What I think they really mean is they don’t want to support the lazy, the addicted, or deliberate users of the system. There are some of those in any system, but at our food bank they’re statistically negligible. Another news flash to the detractors: needing a food bank, though a fantastic service where available, does not land you in luxury, and is not the equivalent of being able to buy and choose your own groceries. People use food banks because they’re what stands between them and hunger.

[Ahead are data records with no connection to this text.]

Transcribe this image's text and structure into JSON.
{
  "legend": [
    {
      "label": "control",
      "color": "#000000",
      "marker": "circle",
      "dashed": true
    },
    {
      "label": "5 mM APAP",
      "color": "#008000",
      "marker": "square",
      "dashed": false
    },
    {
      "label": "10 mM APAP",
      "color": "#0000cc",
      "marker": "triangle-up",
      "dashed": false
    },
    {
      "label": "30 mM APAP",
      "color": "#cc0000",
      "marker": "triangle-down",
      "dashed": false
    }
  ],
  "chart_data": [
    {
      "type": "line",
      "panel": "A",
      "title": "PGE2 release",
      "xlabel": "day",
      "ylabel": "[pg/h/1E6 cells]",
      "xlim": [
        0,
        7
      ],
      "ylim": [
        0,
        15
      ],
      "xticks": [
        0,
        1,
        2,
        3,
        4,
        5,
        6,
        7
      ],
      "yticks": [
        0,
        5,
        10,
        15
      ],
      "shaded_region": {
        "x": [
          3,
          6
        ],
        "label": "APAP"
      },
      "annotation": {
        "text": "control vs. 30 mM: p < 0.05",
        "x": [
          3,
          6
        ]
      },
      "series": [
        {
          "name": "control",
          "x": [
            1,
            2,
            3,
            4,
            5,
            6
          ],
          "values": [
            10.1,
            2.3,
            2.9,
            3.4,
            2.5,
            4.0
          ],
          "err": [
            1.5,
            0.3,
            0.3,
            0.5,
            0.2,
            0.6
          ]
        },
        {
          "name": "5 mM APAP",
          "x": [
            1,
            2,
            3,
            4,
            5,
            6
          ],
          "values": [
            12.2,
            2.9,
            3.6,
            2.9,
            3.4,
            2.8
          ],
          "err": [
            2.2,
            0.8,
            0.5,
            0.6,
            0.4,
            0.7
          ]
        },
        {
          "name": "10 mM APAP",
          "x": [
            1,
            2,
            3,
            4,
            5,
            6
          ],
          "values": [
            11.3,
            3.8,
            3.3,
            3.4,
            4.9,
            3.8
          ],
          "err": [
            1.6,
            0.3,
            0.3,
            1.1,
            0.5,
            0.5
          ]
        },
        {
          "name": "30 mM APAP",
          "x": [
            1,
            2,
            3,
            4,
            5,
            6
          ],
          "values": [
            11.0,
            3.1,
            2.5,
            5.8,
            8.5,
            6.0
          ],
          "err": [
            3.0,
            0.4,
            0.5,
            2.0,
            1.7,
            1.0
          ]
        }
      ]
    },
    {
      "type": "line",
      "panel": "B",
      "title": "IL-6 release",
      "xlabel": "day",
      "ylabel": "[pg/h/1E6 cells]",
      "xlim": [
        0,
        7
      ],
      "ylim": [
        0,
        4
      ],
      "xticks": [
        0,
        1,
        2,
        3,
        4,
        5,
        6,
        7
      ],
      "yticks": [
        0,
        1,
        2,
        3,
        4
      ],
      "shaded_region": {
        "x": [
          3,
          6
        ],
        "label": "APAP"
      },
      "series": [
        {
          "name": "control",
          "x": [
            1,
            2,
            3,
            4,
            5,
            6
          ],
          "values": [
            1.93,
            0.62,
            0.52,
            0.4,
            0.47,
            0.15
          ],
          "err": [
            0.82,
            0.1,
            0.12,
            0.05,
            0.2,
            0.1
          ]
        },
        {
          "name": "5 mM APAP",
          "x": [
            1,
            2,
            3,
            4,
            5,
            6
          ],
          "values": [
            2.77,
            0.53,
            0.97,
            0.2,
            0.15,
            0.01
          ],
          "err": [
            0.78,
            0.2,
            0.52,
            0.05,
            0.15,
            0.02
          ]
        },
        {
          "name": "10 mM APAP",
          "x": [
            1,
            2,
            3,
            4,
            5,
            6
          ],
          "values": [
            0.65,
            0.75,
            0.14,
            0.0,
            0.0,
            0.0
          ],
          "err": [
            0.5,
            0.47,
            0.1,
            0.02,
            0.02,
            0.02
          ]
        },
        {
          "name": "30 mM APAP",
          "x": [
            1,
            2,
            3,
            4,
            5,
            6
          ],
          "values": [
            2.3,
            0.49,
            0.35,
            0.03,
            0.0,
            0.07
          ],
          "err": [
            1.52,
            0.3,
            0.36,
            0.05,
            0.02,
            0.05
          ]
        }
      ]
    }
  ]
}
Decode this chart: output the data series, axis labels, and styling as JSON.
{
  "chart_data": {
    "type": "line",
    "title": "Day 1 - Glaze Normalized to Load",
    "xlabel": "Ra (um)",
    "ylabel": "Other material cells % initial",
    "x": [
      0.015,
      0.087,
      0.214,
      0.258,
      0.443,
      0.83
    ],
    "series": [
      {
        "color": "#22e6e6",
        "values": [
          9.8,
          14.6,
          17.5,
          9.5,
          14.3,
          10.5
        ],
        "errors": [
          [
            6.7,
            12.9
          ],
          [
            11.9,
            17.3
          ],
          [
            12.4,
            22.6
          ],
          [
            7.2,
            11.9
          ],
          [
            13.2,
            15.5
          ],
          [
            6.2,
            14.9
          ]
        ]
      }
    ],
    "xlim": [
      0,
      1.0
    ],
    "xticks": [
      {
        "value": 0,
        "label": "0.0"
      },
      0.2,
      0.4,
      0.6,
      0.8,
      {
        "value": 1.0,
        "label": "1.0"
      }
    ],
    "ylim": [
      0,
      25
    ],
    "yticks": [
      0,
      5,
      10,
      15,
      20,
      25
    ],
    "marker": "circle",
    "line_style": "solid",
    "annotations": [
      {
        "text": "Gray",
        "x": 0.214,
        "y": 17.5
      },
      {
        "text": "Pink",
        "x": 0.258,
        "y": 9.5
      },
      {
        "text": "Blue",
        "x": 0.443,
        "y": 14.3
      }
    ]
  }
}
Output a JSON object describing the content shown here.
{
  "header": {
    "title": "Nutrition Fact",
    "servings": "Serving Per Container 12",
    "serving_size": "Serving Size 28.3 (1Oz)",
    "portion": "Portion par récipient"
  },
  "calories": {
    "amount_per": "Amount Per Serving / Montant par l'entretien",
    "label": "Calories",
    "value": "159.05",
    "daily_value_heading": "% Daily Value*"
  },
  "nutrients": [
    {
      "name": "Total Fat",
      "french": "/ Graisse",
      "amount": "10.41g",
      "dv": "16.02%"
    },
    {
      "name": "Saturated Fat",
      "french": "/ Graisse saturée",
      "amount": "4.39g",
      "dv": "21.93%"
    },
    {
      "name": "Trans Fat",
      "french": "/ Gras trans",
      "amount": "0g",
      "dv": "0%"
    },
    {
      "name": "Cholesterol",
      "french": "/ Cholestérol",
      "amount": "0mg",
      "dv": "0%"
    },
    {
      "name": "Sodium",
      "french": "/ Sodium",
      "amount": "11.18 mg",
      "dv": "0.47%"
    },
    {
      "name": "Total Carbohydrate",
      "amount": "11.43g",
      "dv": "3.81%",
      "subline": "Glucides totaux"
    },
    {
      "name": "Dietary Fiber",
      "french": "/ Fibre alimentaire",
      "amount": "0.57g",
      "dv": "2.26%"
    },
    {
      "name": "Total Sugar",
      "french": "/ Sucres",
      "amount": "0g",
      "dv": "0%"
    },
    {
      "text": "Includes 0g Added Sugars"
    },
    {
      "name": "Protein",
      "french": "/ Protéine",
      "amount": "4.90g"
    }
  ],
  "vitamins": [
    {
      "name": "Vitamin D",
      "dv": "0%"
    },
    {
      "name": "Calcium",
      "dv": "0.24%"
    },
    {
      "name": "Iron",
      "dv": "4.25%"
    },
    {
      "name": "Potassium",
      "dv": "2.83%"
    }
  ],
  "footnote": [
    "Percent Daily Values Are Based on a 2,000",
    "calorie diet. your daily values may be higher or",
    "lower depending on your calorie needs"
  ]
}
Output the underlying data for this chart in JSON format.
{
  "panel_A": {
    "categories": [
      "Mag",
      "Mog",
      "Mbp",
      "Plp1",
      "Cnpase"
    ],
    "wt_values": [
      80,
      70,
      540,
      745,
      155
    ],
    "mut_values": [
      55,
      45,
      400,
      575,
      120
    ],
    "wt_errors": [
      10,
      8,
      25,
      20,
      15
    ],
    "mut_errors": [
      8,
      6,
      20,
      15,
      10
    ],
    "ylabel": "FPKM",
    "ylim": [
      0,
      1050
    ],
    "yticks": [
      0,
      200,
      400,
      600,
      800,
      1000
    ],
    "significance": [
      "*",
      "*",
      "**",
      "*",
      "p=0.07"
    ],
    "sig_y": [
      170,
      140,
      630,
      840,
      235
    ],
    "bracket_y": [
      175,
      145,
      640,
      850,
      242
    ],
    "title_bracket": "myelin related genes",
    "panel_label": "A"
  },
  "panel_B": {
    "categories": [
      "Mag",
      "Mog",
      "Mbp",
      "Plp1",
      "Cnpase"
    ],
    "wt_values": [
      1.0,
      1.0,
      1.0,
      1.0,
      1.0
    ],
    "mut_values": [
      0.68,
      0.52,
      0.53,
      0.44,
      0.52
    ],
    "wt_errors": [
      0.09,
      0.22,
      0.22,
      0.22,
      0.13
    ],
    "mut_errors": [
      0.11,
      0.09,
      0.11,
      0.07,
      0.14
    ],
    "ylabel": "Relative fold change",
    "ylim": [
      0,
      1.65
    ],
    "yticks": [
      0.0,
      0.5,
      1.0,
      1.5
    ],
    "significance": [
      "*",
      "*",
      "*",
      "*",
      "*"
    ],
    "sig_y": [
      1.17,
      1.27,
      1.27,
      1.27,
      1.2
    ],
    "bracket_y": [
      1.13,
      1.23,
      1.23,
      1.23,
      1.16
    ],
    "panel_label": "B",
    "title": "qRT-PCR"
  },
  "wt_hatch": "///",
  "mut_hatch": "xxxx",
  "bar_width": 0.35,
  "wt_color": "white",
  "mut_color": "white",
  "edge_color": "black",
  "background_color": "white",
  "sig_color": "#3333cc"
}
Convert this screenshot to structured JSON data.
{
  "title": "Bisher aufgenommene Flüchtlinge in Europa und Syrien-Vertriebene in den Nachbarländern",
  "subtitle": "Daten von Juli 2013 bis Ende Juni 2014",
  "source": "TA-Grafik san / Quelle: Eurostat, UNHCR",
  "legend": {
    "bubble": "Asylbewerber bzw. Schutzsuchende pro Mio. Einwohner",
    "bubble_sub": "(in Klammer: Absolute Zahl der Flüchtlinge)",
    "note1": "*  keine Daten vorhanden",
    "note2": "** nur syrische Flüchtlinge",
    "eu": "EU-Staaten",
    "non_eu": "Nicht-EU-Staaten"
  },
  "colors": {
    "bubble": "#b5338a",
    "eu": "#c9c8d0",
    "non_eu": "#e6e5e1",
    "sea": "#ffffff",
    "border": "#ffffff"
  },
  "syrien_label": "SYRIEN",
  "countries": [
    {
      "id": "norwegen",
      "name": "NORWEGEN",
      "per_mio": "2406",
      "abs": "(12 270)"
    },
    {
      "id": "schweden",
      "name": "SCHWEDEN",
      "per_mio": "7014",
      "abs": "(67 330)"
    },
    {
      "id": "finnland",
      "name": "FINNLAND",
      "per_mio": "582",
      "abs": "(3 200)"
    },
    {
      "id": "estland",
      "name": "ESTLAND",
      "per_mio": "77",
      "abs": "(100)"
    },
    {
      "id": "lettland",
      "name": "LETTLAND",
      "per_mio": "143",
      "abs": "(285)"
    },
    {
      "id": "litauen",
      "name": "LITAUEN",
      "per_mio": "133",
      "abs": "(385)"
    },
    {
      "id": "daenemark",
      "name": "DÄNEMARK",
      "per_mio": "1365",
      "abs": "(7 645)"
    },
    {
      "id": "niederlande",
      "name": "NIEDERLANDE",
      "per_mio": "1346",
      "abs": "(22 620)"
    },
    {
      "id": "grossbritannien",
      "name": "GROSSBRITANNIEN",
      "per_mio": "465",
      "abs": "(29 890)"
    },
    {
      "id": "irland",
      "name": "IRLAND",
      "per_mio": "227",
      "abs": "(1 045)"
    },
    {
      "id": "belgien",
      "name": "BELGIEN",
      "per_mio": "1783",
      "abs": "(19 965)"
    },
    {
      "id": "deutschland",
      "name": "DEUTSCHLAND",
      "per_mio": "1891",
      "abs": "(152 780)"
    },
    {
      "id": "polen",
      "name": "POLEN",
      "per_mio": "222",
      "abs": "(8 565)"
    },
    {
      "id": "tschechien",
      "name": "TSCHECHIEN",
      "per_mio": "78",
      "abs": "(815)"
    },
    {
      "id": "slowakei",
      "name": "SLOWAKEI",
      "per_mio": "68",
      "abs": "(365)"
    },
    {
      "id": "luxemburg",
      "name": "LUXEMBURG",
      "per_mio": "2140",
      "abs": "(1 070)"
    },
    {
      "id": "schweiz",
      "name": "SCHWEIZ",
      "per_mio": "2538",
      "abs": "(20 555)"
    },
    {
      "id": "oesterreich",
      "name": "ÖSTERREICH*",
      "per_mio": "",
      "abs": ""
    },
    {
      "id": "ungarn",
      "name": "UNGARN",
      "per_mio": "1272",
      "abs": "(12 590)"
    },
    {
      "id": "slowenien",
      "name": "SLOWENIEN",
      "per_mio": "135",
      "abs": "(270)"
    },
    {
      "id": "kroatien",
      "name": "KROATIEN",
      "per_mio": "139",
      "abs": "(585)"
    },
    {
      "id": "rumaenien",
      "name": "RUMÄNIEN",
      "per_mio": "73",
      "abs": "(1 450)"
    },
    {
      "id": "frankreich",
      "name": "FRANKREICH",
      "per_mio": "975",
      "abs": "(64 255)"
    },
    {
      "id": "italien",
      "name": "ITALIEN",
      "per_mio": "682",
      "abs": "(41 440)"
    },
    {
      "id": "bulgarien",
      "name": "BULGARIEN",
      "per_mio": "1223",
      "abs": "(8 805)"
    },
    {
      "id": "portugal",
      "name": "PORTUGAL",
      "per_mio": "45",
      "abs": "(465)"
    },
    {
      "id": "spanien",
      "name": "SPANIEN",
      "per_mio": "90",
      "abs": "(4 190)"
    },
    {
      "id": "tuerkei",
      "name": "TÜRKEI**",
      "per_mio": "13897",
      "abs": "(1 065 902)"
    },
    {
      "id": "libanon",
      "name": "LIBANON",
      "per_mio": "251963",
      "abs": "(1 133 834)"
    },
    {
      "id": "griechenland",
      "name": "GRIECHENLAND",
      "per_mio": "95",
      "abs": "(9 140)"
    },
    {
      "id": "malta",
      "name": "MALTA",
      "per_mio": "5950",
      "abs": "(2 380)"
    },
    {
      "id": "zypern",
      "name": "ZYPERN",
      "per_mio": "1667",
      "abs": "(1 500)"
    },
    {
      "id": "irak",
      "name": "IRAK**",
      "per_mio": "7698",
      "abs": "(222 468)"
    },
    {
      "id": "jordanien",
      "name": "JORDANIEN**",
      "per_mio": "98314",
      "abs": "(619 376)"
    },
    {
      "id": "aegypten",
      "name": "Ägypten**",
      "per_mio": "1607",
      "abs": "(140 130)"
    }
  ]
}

Some experts have contended government programs nearly solved domestic hunger in the 1970’s, and that continued cuts are what contributed to the rise of food banks. I suppose they mean nearly solved in the sense of an effective mechanism to address the issue, not as in hunger would never occur again, because that seems impossible. As long as the primary way we obtain food now is through stores and the “big food” chain, as long as housing remains a disproportionate amount of most family budgets, and as long as people struggle with aging, illness, and low wages or lack of work, hunger will exist.
Does the fact our local efforts won’t eradicate hunger mean we shouldn’t address it? No. It’s like saying you wouldn’t treat cancer because you can’t assure its end. But also like cancer treatments, current hunger “treatments” are a kind of workaround, a systemic failure to examine or have a solution for its probable causes.
Is art more important than human services? Would any of the privately raised funds for “Levitated Mass” have found their way into human services without the project? Doubtful. Of course neither the artist, the museum, or the engineering company moving the boulder were thinking of this, nor would there have been any particular reason to frame the question this way, had the undertaking not been so massive. They were all thinking of their own interests, just like the unemployed man in the crowd was thinking of his own. It’s analogous to the investment in technology and entertainment: you think if they can do that, if the same investment of intellectual capital not to mention other capital was made, could we solve it?
The people who need us (in over 24,000 individual services last year), aren’t thinking of art either. Let’s put it this way: food banks are an artful solution to an intractable problem, requiring an extraordinary effort. It is a magic act, and we are levitating a mass of people.